When Henry discovers his neighbor, Alfred Pendlebury (Stanley Holloway), owns a small-scale metal foundry, the men decide to collaborate on Henry’s hastily considered heist. Through a caper too silly to recount, Henry and Alfred recruit two small-time hoodlums to perform the actual robbery. This union of jobs, classes, and accents makes a statement about Britain in 1951: the old divisions between castes are melting away. Something new is arising, and that something is probably criminal.

Besides their themes, the classic Ealing comedies shared other traits. Alec Guinness and Stanley Holloway were two among a rotating repertory company appearing in several movies. Films were shot in real-life London streets, and in studios built in repurposed wartime aircraft hangars. The movies’ design bespeaks a Britain that existed only briefly, during the decades between Churchill and Thatcher: hung up on propriety and dignity, but also suddenly young, history bombed away in the Blitz.

The robbery is plucky, entrepreneurial, almost downright admirable. Henry’s crew execute a slapstick heist so silly, the Keystone Kops would’ve doffed their hats. But having done it, the crew find themselves actually holding a vanload of gold bullion, in a country still cash-strapped and suffering under wartime rationing. Gold is worthless, they discover, unless they can sell it. Which means smuggling it out of the country under the Metropolitan Police’s watchful, but easily distracted, eye.

Like in all Ealing comedies, indeed most of 20th century British comedy, much of the humor comes from watching pretentions disintegrate. In another Guinness starring vehicle, The Man in the White Suit, this disintegration is literal, as conflicting sides tear the title character’s newfangled fabric to shreds. Here, it’s more metaphorical. The more our protagonists’ suits become rumpled, the more their hats fly off in frantic pursuits, the more they escape their prewar class roles.

Alec Guinness (left) and Stanley Holloway in The Lavender Hill Mob

This movie culminates in the police pursuing our antiheroes through London streets. This was seventeen years before Steve McQueen’s Bullitt made car chases a cinema staple, so Henry and Alfred make their own rules: frantic but dignified, they never forget their place. They use police tactics to distract the police, turning British decorum against itself, but their insistence on such polite observance eventually dooms them. These sports can escape everything—except their own British nature.

Alec Guinness plays Henry Holland with a gravitas which exceeds one character. In later years, he would become famous for playing implacable elder statesmen in classics like The Bridge on the River Kwai and the original Star Wars. This character has seeds of these more famous roles, but Guinness survives indignities we can’t imagine Obi-Wan Kenobi facing. Henry Holland goes from clerk to mastermind to goofy fugitive, all with seamless integrity. Guinness’ decorum never cracks.
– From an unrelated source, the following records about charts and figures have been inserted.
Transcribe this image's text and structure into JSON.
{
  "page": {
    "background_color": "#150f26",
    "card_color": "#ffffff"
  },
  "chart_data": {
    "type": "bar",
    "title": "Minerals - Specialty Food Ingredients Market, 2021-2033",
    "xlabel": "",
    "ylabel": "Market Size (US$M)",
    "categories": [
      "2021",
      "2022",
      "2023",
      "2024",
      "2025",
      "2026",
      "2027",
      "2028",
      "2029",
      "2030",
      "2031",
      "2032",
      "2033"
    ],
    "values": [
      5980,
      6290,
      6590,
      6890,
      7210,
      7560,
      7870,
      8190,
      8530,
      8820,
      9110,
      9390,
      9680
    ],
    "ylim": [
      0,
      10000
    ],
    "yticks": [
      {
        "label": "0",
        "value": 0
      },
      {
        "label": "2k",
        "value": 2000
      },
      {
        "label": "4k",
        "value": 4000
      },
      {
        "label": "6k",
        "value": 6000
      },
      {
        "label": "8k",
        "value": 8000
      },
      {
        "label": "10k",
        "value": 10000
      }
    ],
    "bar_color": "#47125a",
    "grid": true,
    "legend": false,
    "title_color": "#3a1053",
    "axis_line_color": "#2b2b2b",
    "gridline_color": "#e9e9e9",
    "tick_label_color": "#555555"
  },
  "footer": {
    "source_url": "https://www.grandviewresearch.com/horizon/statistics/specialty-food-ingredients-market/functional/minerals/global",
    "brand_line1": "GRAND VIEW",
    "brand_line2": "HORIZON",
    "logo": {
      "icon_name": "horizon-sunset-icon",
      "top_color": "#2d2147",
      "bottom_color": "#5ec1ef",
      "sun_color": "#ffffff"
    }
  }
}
This movie is worth watching in itself, but it also introduces the whole Ealing subgenre. It showcases the personalities, themes, and storytelling that made Ealing a classic. Most Ealing comedies were American successes, and repertory actors, especially Guinness, became American stars. But the genre lasted only briefly; the BBC bought the studio in 1957, and attempts to recapture the Ealing magic failed. Tom Hanks took Guinness’ role in a remake of The Ladykillers, and tanked.

Put briefly, the category is a surviving emblem of a time, place, and culture. Like Kingsley Amis’ Lucky Jim, or Douglas Adams’ Arthur Dent, Guinness’ Henry Holland is a British man in a time when being British didn’t mean much anymore. This movie, with its postwar man struggling for dignity amid changing times and a mobilized proletariat, couldn’t have been made any earlier or later than it was. Watching it is like a time machine.